Yuval Noah Harari gibt hier einen breit angelegten Überblick über die Geschichte des Menschen – von unseren Anfängen als eine zunächst noch relativ unauffällige Affenart in der afrikanischen Savanne bis zum 21. Jahrhundert, wo wir an der Schwelle zu Neuerungen stehen, die das gesamte Wesen unserer Spezies grundlegend verändern könnten.

Er verliert sich dabei nicht in Details, sondern es geht ihm darum, die großen Zusammenhänge und Entwicklungslinien aufzuzeigen, insbesondere hinsichtlich der bedeutenden Revolutionen, die unsere Vergangenheit prägten – etwa der kognitive Sprung nach vorn, welcher die Menschen erst zu dem machte, was sie heute sind, für dessen Ursache es aber eine Reihe verschiedener Theorien gibt, die Entstehung der Landwirtschaft, die auf den ersten Blick ein großartiger Fortschritt zu sein scheint, in Wirklichkeit aber viel Leid für Mensch und Tier verursacht hat oder der Aufschwung der Wissenschaften zu Beginn der Neuzeit, der im Verbund mit der industriellen Revolution zu einer tiefgreifenden Änderung unseres Alltags sowie zur ersten globalen Kultur der Geschichte führte.

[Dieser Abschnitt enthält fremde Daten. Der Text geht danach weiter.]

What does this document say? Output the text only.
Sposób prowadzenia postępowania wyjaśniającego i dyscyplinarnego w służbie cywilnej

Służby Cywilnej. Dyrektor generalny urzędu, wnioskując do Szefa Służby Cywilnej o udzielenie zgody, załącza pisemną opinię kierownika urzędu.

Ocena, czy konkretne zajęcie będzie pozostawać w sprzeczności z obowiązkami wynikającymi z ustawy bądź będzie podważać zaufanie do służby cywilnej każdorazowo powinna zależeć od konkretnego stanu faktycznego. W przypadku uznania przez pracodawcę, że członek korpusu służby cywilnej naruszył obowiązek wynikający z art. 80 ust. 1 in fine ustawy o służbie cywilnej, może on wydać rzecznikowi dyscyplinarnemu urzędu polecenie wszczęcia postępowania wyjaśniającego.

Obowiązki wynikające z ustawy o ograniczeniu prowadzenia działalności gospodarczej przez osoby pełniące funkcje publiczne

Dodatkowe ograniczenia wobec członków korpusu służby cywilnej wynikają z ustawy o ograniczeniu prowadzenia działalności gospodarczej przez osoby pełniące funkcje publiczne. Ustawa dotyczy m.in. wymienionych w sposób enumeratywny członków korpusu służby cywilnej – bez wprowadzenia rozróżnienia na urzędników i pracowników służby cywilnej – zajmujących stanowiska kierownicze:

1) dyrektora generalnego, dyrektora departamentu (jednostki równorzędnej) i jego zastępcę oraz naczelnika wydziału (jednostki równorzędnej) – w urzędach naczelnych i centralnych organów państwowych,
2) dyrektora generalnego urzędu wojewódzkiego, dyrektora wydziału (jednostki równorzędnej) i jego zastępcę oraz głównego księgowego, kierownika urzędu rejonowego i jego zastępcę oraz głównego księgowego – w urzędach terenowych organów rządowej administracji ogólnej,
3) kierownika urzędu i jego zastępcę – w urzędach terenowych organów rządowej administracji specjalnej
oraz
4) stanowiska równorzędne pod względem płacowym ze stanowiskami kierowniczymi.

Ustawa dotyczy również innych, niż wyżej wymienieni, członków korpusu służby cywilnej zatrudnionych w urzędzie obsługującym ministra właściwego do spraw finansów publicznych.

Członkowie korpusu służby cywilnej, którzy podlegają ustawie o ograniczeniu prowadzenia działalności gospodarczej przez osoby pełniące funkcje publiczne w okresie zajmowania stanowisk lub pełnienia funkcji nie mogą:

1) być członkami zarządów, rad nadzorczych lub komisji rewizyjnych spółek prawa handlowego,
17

Bei all den Ausführungen und Erklärungsansätzen wird immer ein besonderes Augenmerk auf das Innenleben des Menschen gelegt, darauf, welch bedeutende Umwälzungen es oftmals zur Folge hatte, wenn neue Gedanken oder Einstellungen sich in einer Gesellschaft durchsetzten.
Dabei entsteht eine interessante Sichtweise auf viele Fragestellungen und es werden eine Reihe spannender Denkansätze vorgestellt.
Beispielsweise versucht der Autor zu erklären, wie die ursprüngliche Untergliederung in einzelne Stämme mit jeweils einer Hand voll Mitgliedern von Staaten mit Tausenden oder Millionen Untertanen abgelöst werden konnte oder wieso es gerade den Europäern nach dem Jahr 1500 gelang, große Teile der Welt zu kolonialisieren und ihre Lebensweise über den ganzen Erdball zu verbreiten, und vieles andere mehr. Sogar die Frage, wie ein glückliches Leben gelingen kann und ob die Menschen im Lauf der Geschichte tatsächlich, wie manche Fortschrittsgläubigen vermuten, immer glücklicher geworden sind, wird nicht ausgespart.

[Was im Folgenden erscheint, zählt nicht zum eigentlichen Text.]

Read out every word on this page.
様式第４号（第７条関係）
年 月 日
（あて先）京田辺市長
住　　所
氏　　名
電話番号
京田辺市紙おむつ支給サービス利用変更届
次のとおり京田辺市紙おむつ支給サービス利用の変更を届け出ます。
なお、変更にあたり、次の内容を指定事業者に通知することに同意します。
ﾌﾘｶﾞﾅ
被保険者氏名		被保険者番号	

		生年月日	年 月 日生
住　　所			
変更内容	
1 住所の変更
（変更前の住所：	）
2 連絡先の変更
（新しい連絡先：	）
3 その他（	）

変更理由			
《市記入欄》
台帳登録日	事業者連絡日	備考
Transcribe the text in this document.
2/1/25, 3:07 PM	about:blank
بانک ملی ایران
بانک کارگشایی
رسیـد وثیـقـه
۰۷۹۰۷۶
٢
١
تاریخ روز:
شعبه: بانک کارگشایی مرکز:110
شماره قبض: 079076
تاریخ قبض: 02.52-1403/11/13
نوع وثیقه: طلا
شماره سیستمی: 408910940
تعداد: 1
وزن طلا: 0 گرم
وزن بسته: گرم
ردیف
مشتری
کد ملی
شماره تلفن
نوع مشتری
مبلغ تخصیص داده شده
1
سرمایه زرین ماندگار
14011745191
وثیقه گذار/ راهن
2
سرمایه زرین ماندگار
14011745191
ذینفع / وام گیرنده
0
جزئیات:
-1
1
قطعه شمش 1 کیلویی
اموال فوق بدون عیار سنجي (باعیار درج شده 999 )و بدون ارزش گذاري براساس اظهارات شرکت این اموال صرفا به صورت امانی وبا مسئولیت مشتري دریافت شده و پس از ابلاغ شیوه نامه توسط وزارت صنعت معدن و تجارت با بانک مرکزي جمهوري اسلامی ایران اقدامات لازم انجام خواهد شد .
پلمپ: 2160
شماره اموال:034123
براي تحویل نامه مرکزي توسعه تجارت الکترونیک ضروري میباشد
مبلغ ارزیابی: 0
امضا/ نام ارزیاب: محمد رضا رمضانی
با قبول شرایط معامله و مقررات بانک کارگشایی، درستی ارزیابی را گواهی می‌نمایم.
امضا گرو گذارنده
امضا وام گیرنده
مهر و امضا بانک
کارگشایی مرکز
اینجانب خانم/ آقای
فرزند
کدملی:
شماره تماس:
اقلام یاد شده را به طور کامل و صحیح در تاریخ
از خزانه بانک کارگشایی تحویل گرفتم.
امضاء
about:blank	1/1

Manche Aussage, wie etwa dass Menschenrechte und Staaten Fiktionen seien oder dass es sich beim Kapitalismus und beim liberalen Humanismus auch nur um eine Art von Religion handle, wird sicher nicht jeder gerne hören, gerade der Mut zu solchen Überlegungen machte die Lektüre für mich aber so interessant.
Sicherlich sollte man beim Lesen im Hinterkopf behalten, dass viele der hier behandelten Themen kontrovers diskutiert werden und man kann dem Autor bisweilen durchaus den Vorwurf machen, dass er relativ unstrittige Tatsachen und bloße Spekulationen nicht immer sorgfältig voneinander abgrenzt.

Doch dies ist eben ein populärwissenschaftliches Buch, dem es aber jedenfalls hervorragend gelingt, auch komplexere Themen allgemein verständlich aufzubereiten und dessen Lektüre durch den flüssigen und amüsanten Schreibstil zum Vergnügen wird.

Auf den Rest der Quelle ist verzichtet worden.